映画『先生の白い噓』で起きている“もう一つの大問題”。インティマシーコーディネーター騒動だけじゃなかった

それでも映倫基準ではR18+にならない

そもそも、本作はR15+で良かったのだろうか。本作は乳首が映るわけでもなく、臓器が飛び出ることもない。映倫の定める「映画分類基準」におけるR15+の基準は満たしている。とはいえ、性暴力はかなり慎重に扱わなければいけない題材である。人によってはトラウマを思い出しかねない内容は、R18+(18歳未満の入場・鑑賞禁止)であっても決して大げさではない。

ただ、R18+となるとターゲットが狭まるだけではなく、テレビCMを含むほとんどの宣伝が打てず、将来的な地上波放送もできない。当然、興行的にも厳しくなるため、R18+を想定して制作する判断は簡単ではない。


ただ、ショックを受けた若者の声が少なくない現状を鑑みると、「性暴力」を含む暴力を扱う映画のレイティングの決め方は、今後議論される必要がある。

公式ホームページの“明らかな問題点”

本作がR15+であるかが十分に伝わっていたのかも疑問が残る。各映画紹介サイトの紹介ページではR15+と書かれているが、肝心の公式ホームページのトップページからはR15+であることはわからない。

「THEATER」というボタンをクリックすると、ようやく「R15+」と書かれた映倫の申し訳程度の小さいロゴが見つかる。これではR15+ということは伝わりにくい。

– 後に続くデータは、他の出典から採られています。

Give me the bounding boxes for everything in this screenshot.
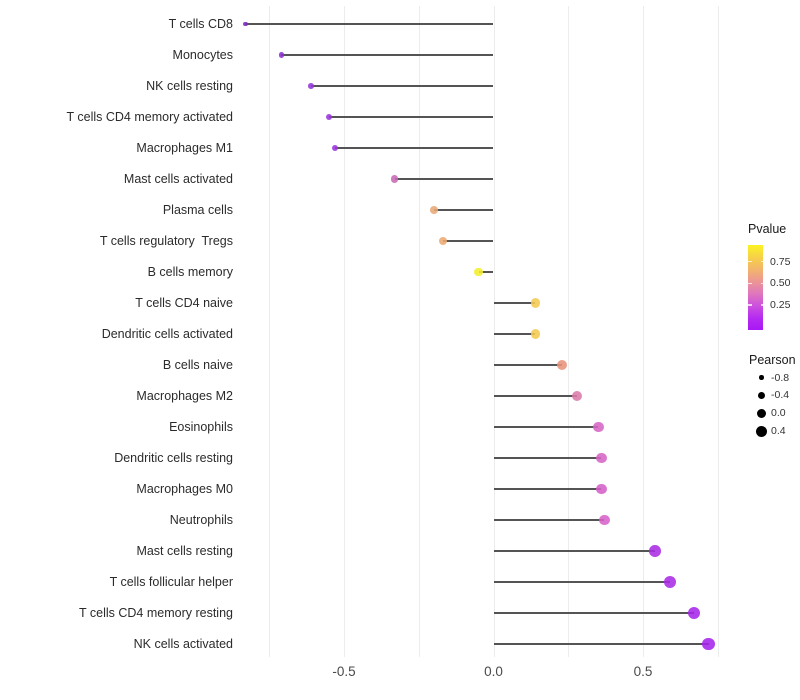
- lollipop-dot: [391, 175, 399, 183]
- pearson-legend-label: -0.4: [771, 389, 790, 402]
- category-label: Dendritic cells activated: [101, 327, 233, 341]
- lollipop-dot: [243, 21, 248, 27]
- gridline: [568, 6, 570, 657]
- category-label: Mast cells resting: [136, 544, 233, 558]
- lollipop-dot: [429, 206, 438, 214]
- lollipop-dot: [308, 83, 314, 89]
- lollipop-dot: [332, 144, 339, 151]
- pearson-legend-dot: [759, 375, 764, 380]
- lollipop-dot: [326, 114, 332, 120]
- lollipop-dot: [592, 421, 604, 433]
- lollipop-dot: [474, 267, 483, 277]
- pvalue-colorbar: [748, 245, 763, 330]
- lollipop-stem: [493, 519, 605, 521]
- lollipop-stem: [493, 643, 709, 645]
- lollipop-dot: [687, 606, 701, 620]
- colorbar-notch: [760, 260, 764, 263]
- lollipop-dot: [572, 390, 583, 402]
- lollipop-stem: [493, 302, 536, 304]
- colorbar-notch: [748, 282, 752, 285]
- pearson-legend-dot: [756, 425, 767, 437]
- lollipop-dot: [649, 545, 661, 557]
- lollipop-dot: [530, 298, 541, 308]
- gridline: [418, 6, 420, 657]
- lollipop-stem: [493, 364, 563, 366]
- category-label: Mast cells activated: [123, 172, 233, 186]
- category-label: Macrophages M1: [136, 141, 233, 155]
- x-tick-label: -0.5: [332, 664, 356, 679]
- legend-pearson-title: Pearson: [749, 353, 796, 367]
- gridline: [344, 6, 345, 657]
- lollipop-dot: [595, 452, 607, 464]
- category-label: B cells memory: [147, 265, 233, 279]
- pvalue-tick-label: 0.25: [770, 299, 791, 312]
- category-label: Eosinophils: [169, 420, 233, 434]
- lollipop-stem: [245, 23, 494, 25]
- lollipop-stem: [442, 240, 494, 242]
- lollipop-stem: [433, 209, 494, 211]
- category-label: B cells naive: [162, 358, 233, 372]
- lollipop-dot: [438, 237, 447, 245]
- pearson-legend-dot: [756, 408, 767, 419]
- category-label: Neutrophils: [169, 513, 233, 527]
- lollipop-stem: [329, 116, 494, 118]
- category-label: Macrophages M2: [136, 389, 233, 403]
- category-label: NK cells resting: [146, 79, 233, 93]
- lollipop-stem: [281, 54, 494, 56]
- lollipop-stem: [493, 457, 602, 459]
- pearson-legend-label: 0.0: [771, 407, 786, 420]
- lollipop-stem: [493, 581, 670, 583]
- colorbar-notch: [748, 260, 752, 263]
- category-label: Macrophages M0: [136, 482, 233, 496]
- category-label: T cells CD4 memory resting: [79, 606, 233, 620]
- pearson-legend-dot: [757, 391, 766, 400]
- category-label: T cells CD4 naive: [135, 296, 233, 310]
- pearson-legend-label: 0.4: [771, 425, 786, 438]
- lollipop-stem: [478, 271, 494, 273]
- lollipop-dot: [595, 483, 607, 495]
- category-label: Plasma cells: [162, 203, 233, 217]
- category-label: Monocytes: [172, 48, 233, 62]
- x-tick-label: 0.0: [484, 664, 503, 679]
- lollipop-stem: [493, 488, 602, 490]
- lollipop-stem: [394, 178, 494, 180]
- lollipop-stem: [311, 85, 494, 87]
- pearson-legend-label: -0.8: [771, 371, 790, 384]
- lollipop-stem: [493, 426, 599, 428]
- lollipop-stem: [335, 147, 494, 149]
- gridline: [269, 6, 271, 657]
- category-label: NK cells activated: [133, 637, 233, 651]
- legend-pvalue-title: Pvalue: [748, 222, 787, 236]
- lollipop-dot: [663, 575, 676, 589]
- category-label: T cells follicular helper: [109, 575, 233, 589]
- gridline: [493, 6, 495, 657]
- pvalue-tick-label: 0.75: [770, 255, 791, 268]
- lollipop-dot: [598, 514, 610, 526]
- gridline: [717, 6, 719, 657]
- pvalue-tick-label: 0.50: [770, 277, 791, 290]
- x-tick-label: 0.5: [633, 664, 653, 679]
- lollipop-dot: [702, 637, 716, 651]
- lollipop-dot: [278, 52, 284, 58]
- gridline: [643, 6, 644, 657]
- category-label: Dendritic cells resting: [114, 451, 233, 465]
- lollipop-stem: [493, 612, 694, 614]
- lollipop-dot: [557, 359, 568, 371]
- colorbar-notch: [760, 304, 764, 306]
- lollipop-stem: [493, 333, 536, 335]
- colorbar-notch: [748, 304, 752, 306]
- lollipop-dot: [530, 329, 541, 339]
- lollipop-stem: [493, 395, 578, 397]
- category-label: T cells CD4 memory activated: [66, 110, 234, 124]
- category-label: T cells regulatory Tregs: [99, 234, 233, 248]
- lollipop-stem: [493, 550, 655, 552]
- category-label: T cells CD8: [168, 17, 233, 31]
- colorbar-notch: [760, 282, 764, 285]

また、性暴力描写についての注意喚起も非常に分かりづらい場所にある。スマホであれば映画の公式サイトを下にスクロールし、「ご鑑賞予定のみなさまへ」というボタンをクリックして初めて、「本作には、性被害や暴力に関する描写がございます。鑑賞されるお客様によっては、フラッシュバックを引き起こすことやショックを受けられることも予想されます。予めご留意くださいますよう、お願い申し上げます」という注意書きを閲覧できる。

このように、公式ホームページをざっと見ただけでは、一般的なヒューマンドラマや恋愛映画と解釈されてしまう恐れもある状態だ。